Myrick served as Senate Majority Leader Harry Reid’s Chief of Staff in the 110th and 111th Congresses. In this post, Myrick oversaw the Majority Leader’s staff and was responsible for helping craft policy, develop strategy, and conduct outreach on behalf of the Majority Leader and Democratic Caucus. The Senate elected Myrick Secretary for the Majority on January 5, 2011. After the Republicans took back the majority in the 2014 elections, Myrick moved from Secretary for the Majority to Secretary for the Minority. In January 2021, he returned to being Secretary for the Majority.

Myrick joined Senator Reid’s office in 2003, when Reid, then Senate Minority Whip, asked him to serve as his Floor Counsel. In this position, Myrick quickly became one of Senator Reid’s top aides, and in 2005 he was named Deputy Chief of Staff.

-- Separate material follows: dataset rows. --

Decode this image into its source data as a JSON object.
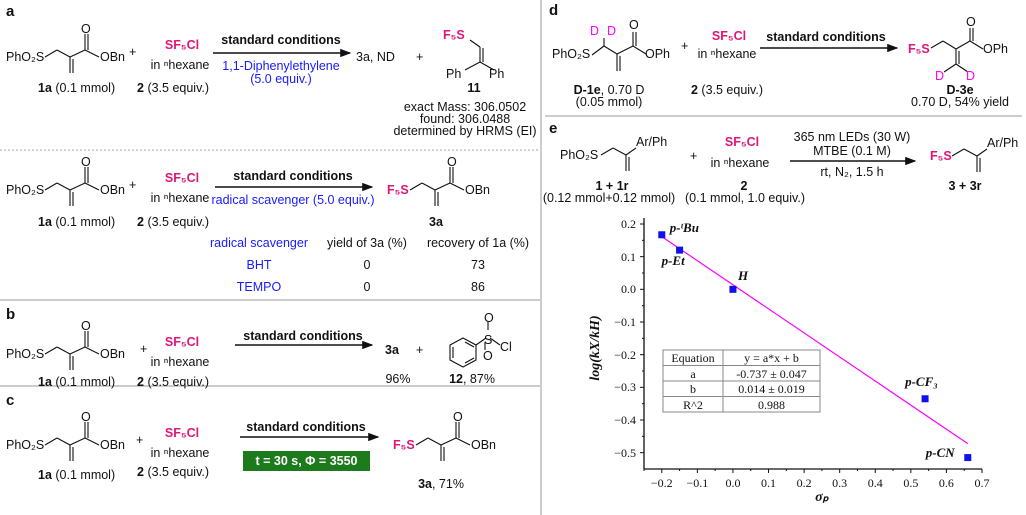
{
  "panels": {
    "a": {
      "label": "a",
      "top": {
        "reactant1_group": "PhO₂S",
        "reactant1_ester": "OBn",
        "reactant1_o": "O",
        "reactant1_label": "1a",
        "reactant1_amount": "(0.1 mmol)",
        "plus": "+",
        "reagent": "SF₅Cl",
        "reagent_solvent": "in ⁿhexane",
        "reagent_label": "2",
        "reagent_amount": "(3.5 equiv.)",
        "conditions": "standard conditions",
        "additive": "1,1-Diphenylethylene",
        "additive_amount": "(5.0 equiv.)",
        "product": "3a, ND",
        "plus2": "+",
        "trap_group": "F₅S",
        "trap_ph1": "Ph",
        "trap_ph2": "Ph",
        "trap_label": "11",
        "mass_exact": "exact Mass: 306.0502",
        "mass_found": "found: 306.0488",
        "mass_method": "determined by HRMS (EI)"
      },
      "bottom": {
        "reactant1_group": "PhO₂S",
        "reactant1_ester": "OBn",
        "reactant1_o": "O",
        "reactant1_label": "1a",
        "reactant1_amount": "(0.1 mmol)",
        "plus": "+",
        "reagent": "SF₅Cl",
        "reagent_solvent": "in ⁿhexane",
        "reagent_label": "2",
        "reagent_amount": "(3.5 equiv.)",
        "conditions": "standard conditions",
        "additive": "radical scavenger (5.0 equiv.)",
        "product_group": "F₅S",
        "product_ester": "OBn",
        "product_o": "O",
        "product_label": "3a",
        "table": {
          "headers": [
            "radical scavenger",
            "yield of 3a (%)",
            "recovery of 1a (%)"
          ],
          "rows": [
            [
              "BHT",
              "0",
              "73"
            ],
            [
              "TEMPO",
              "0",
              "86"
            ]
          ]
        }
      }
    },
    "b": {
      "label": "b",
      "reactant1_group": "PhO₂S",
      "reactant1_ester": "OBn",
      "reactant1_o": "O",
      "reactant1_label": "1a",
      "reactant1_amount": "(0.1 mmol)",
      "plus": "+",
      "reagent": "SF₅Cl",
      "reagent_solvent": "in ⁿhexane",
      "reagent_label": "2",
      "reagent_amount": "(3.5 equiv.)",
      "conditions": "standard conditions",
      "product": "3a",
      "plus2": "+",
      "byproduct_s": "S",
      "byproduct_o1": "O",
      "byproduct_o2": "O",
      "byproduct_cl": "Cl",
      "yield_3a": "96%",
      "byproduct_label": "12",
      "byproduct_yield": ", 87%"
    },
    "c": {
      "label": "c",
      "reactant1_group": "PhO₂S",
      "reactant1_ester": "OBn",
      "reactant1_o": "O",
      "reactant1_label": "1a",
      "reactant1_amount": "(0.1 mmol)",
      "plus": "+",
      "reagent": "SF₅Cl",
      "reagent_solvent": "in ⁿhexane",
      "reagent_label": "2",
      "reagent_amount": "(3.5 equiv.)",
      "conditions": "standard conditions",
      "quantum_yield": "t = 30 s, Φ = 3550",
      "product_group": "F₅S",
      "product_ester": "OBn",
      "product_o": "O",
      "product_label": "3a",
      "product_yield": ", 71%",
      "box_color": "#1d7a1d"
    },
    "d": {
      "label": "d",
      "reactant_group": "PhO₂S",
      "reactant_d1": "D",
      "reactant_d2": "D",
      "reactant_o": "O",
      "reactant_ester": "OPh",
      "reactant_label": "D-1e",
      "reactant_d_content": ", 0.70 D",
      "reactant_amount": "(0.05 mmol)",
      "plus": "+",
      "reagent": "SF₅Cl",
      "reagent_solvent": "in ⁿhexane",
      "reagent_label": "2",
      "reagent_amount": "(3.5 equiv.)",
      "conditions": "standard conditions",
      "product_group": "F₅S",
      "product_o": "O",
      "product_ester": "OPh",
      "product_d1": "D",
      "product_d2": "D",
      "product_label": "D-3e",
      "product_result": "0.70 D, 54% yield"
    },
    "e": {
      "label": "e",
      "reactant_group": "PhO₂S",
      "reactant_aryl": "Ar/Ph",
      "reactant_label": "1 + 1r",
      "reactant_amount": "(0.12 mmol+0.12 mmol)",
      "plus": "+",
      "reagent": "SF₅Cl",
      "reagent_solvent": "in ⁿhexane",
      "reagent_label": "2",
      "reagent_amount": "(0.1 mmol, 1.0 equiv.)",
      "cond1": "365 nm LEDs (30 W)",
      "cond2": "MTBE (0.1 M)",
      "cond3": "rt, N₂, 1.5 h",
      "product_group": "F₅S",
      "product_aryl": "Ar/Ph",
      "product_label": "3 + 3r"
    }
  },
  "colors": {
    "sf5": "#e0157a",
    "deuterium": "#ff00ff",
    "additive": "#1a1aff",
    "points": "#1010ee",
    "fit_line": "#ff00ff"
  },
  "chart_data": {
    "type": "scatter",
    "xlabel": "σₚ",
    "ylabel": "log(kX/kH)",
    "xlim": [
      -0.25,
      0.7
    ],
    "ylim": [
      -0.55,
      0.2
    ],
    "xticks": [
      "−0.2",
      "−0.1",
      "0.0",
      "0.1",
      "0.2",
      "0.3",
      "0.4",
      "0.5",
      "0.6",
      "0.7"
    ],
    "xtick_values": [
      -0.2,
      -0.1,
      0,
      0.1,
      0.2,
      0.3,
      0.4,
      0.5,
      0.6,
      0.7
    ],
    "yticks": [
      "0.2",
      "0.1",
      "0.0",
      "−0.1",
      "−0.2",
      "−0.3",
      "−0.4",
      "−0.5"
    ],
    "ytick_values": [
      0.2,
      0.1,
      0,
      -0.1,
      -0.2,
      -0.3,
      -0.4,
      -0.5
    ],
    "points": [
      {
        "label": "p-ᵗBu",
        "x": -0.2,
        "y": 0.167
      },
      {
        "label": "p-Et",
        "x": -0.15,
        "y": 0.12
      },
      {
        "label": "H",
        "x": 0.0,
        "y": 0.0
      },
      {
        "label": "p-CF₃",
        "x": 0.54,
        "y": -0.335
      },
      {
        "label": "p-CN",
        "x": 0.66,
        "y": -0.515
      }
    ],
    "fit": {
      "slope": -0.737,
      "intercept": 0.014,
      "x_range": [
        -0.2,
        0.66
      ]
    },
    "fit_table": [
      [
        "Equation",
        "y = a*x + b"
      ],
      [
        "a",
        "-0.737 ± 0.047"
      ],
      [
        "b",
        "0.014 ± 0.019"
      ],
      [
        "R^2",
        "0.988"
      ]
    ],
    "grid": false
  }
}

Schumer is the fourth Senate Democratic Leader for whom Myrick has worked. He started his Senate career as an intern for Senate Majority Leader George J. Mitchell while attending the University of Maine. After graduating, he moved to Washington, D.C., to work as a staff assistant in Senator Mitchell’s office and as a member of Mitchell’s Cloakroom staff. While working in the Democratic Cloakroom, Myrick attended night classes at the Washington College of Law at American University, earning a J.D. in 1995. When Mitchell retired in 1995, Gary joined the Senate Floor Staff under incoming Democratic Leader Tom Daschle.

Myrick lives in Arlington, Virginia, with his wife, Lauren, and their son, Henry.